Moreover, Dr. Rush’s report gives the results of using his model, based on Canada-wide projections of need. Dr. Rush himself cautioned that his report understates the level of need of people in the region because it does not include Indigenous Peoples and homeless people. In North Bay and the NE region, there are four problems with the projections:

  1. Indigenous people make up 13.4 per cent of the population of the NE region according to the report. Their level of need is under-estimated according to Dr. Rush (pp. 10 – 11, 2018 report). That would significantly impact any projections. It is inexplicable that this is not noted in the Mayor’s Roundtable report.
  2. The Mayor’s Roundtable was ostensibly centred on homelessness. Yet there is no actual assessment of homeless people’s needs in the Rush report. In fact, Dr. Rush cautions again that his report understates the level need because it does not include the homeless population (ibid). This is not noted in the Mayor’s roundtable report.
  3. The Rush report (2016) finds that a significant proportion of the population seeking substance abuse treatment were from outside the NE region (pp. 31, 2016 report) and almost 30 percent of admissions to the North Bay Regional Health Centre’s addictions programs are from outsider the NE region (pp. 34, 2016 report) which brings into question whether the correct population data was used to project need. If the real catchment area for the NBRHC programs is bigger than the NE LHIN region, that should have been taken into account. The LHINs were expressly not supposed to hinder Ontarians being able to seek care outside their arbitrary LHIN region and hospital services bordering the NE LHIN have been dramatically cut (eg. in North Muskoka and Muskoka).  We cannot be sure, but this, in addition to points 1 and 2, may explain why the projection model does not fit the reality on the ground.
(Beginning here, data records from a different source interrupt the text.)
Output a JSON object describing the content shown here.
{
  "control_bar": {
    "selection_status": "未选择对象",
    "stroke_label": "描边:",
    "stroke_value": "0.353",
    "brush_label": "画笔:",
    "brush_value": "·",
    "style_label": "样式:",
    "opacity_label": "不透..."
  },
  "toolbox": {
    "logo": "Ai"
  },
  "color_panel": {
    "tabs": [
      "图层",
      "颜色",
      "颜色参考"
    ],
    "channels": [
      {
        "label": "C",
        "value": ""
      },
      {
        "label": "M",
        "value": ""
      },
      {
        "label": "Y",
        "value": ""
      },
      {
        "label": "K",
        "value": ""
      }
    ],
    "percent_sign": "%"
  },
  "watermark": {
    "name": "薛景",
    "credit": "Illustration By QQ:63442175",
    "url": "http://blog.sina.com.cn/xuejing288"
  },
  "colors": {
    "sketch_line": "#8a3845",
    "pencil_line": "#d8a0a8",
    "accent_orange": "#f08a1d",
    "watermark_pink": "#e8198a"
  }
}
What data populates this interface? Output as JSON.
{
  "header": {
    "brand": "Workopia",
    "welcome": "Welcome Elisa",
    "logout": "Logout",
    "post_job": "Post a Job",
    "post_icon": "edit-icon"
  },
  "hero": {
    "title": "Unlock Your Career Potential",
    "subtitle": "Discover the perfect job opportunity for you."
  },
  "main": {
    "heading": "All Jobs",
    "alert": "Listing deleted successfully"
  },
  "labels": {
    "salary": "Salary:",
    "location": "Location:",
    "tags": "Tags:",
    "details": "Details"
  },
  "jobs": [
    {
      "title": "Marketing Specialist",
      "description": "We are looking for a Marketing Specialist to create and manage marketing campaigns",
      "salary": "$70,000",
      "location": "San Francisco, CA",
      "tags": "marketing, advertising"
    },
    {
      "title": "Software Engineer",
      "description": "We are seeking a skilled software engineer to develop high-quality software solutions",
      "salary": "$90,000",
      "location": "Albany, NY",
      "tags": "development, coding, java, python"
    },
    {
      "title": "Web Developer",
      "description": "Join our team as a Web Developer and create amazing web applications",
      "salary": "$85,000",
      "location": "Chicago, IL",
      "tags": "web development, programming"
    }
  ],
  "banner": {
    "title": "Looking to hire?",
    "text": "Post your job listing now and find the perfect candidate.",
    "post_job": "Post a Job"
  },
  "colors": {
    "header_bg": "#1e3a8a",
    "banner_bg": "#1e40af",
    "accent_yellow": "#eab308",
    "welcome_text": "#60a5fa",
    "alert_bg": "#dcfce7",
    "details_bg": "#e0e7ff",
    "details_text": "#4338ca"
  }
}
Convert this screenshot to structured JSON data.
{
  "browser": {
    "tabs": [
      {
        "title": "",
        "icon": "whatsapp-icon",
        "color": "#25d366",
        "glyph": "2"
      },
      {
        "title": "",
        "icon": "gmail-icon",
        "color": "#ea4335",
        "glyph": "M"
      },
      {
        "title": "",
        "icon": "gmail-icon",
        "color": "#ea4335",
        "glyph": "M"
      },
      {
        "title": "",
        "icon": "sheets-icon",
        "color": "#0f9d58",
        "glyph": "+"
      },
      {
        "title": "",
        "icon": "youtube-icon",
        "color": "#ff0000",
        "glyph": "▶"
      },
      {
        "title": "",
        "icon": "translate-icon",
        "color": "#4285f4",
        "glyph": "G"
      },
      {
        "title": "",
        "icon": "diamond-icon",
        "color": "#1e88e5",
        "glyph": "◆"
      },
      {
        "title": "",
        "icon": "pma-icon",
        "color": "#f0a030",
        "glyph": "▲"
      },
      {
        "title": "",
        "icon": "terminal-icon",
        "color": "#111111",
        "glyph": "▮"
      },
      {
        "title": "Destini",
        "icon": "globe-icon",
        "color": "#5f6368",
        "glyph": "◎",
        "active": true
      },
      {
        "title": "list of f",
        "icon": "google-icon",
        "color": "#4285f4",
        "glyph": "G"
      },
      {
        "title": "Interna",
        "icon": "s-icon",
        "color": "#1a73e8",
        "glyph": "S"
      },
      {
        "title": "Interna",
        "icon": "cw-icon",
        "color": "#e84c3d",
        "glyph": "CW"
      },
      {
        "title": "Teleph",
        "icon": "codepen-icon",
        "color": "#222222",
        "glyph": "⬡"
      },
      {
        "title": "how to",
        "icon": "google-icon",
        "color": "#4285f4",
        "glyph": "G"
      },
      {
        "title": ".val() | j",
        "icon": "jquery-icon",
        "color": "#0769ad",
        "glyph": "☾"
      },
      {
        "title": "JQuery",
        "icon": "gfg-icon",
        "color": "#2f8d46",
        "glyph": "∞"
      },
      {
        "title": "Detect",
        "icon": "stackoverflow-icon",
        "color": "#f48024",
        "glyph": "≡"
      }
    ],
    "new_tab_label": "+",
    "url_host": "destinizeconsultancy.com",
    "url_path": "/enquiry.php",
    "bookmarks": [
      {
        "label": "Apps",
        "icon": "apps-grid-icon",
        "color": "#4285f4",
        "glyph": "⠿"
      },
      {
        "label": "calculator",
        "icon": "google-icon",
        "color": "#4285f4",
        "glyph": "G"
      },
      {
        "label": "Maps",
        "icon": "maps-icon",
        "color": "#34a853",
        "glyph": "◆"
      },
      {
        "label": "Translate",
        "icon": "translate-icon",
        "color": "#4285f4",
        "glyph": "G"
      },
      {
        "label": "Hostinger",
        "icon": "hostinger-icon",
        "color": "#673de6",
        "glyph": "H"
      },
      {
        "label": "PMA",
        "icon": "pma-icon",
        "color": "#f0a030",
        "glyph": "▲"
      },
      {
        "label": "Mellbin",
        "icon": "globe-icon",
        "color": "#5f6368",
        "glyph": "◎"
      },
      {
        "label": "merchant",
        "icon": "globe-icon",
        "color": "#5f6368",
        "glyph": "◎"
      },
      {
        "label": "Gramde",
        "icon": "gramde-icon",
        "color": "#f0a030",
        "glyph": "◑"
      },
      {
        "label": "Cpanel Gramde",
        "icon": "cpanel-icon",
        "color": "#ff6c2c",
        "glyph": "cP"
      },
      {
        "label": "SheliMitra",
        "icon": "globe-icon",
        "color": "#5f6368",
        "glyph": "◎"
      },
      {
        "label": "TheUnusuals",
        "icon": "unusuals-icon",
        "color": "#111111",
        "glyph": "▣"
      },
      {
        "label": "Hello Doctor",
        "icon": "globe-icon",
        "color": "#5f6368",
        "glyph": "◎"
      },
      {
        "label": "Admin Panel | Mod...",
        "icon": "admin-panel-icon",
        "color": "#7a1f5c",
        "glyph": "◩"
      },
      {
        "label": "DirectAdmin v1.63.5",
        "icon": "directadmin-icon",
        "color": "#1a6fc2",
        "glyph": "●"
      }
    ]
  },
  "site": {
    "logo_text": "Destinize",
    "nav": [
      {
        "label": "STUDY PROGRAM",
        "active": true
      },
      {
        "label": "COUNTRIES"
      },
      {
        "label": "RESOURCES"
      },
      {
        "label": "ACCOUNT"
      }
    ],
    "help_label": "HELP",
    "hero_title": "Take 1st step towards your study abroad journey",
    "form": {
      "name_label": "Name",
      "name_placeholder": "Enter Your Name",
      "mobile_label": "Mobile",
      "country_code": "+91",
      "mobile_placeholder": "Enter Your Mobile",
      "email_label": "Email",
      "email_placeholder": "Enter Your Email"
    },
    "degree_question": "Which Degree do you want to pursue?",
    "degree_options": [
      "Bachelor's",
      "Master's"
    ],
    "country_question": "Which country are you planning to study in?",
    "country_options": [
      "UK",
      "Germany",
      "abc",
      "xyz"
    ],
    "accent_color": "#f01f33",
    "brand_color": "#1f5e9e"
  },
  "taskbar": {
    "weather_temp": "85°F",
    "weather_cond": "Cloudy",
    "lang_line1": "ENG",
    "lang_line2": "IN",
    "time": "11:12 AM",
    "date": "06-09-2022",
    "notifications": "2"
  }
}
The fact that there are waitlists for both the North Bay Recovery Home’s 90-day residential program and the hospital’s 21-day residential program is contrary to the projections in the Rush report. There has been no actual study of why this is. Yet the plan coming out of the Mayor’s Roundtable makes the radical and risky recommendation to close down more than half of the residential treatment beds for the region in the context of existing waitlists without looking at the actual need vs. the theoretical need and seeing what might be causing the difference. There have been value-laden assumptions and statements made by the LHIN clinical staff without any evidence to support their antipathy towards the hospital-administered program. But it has become abundantly clear as we have researched this that no one has any actual data and no one has actually bothered to find out what the needs are of these three populations that are not included in the Rush report.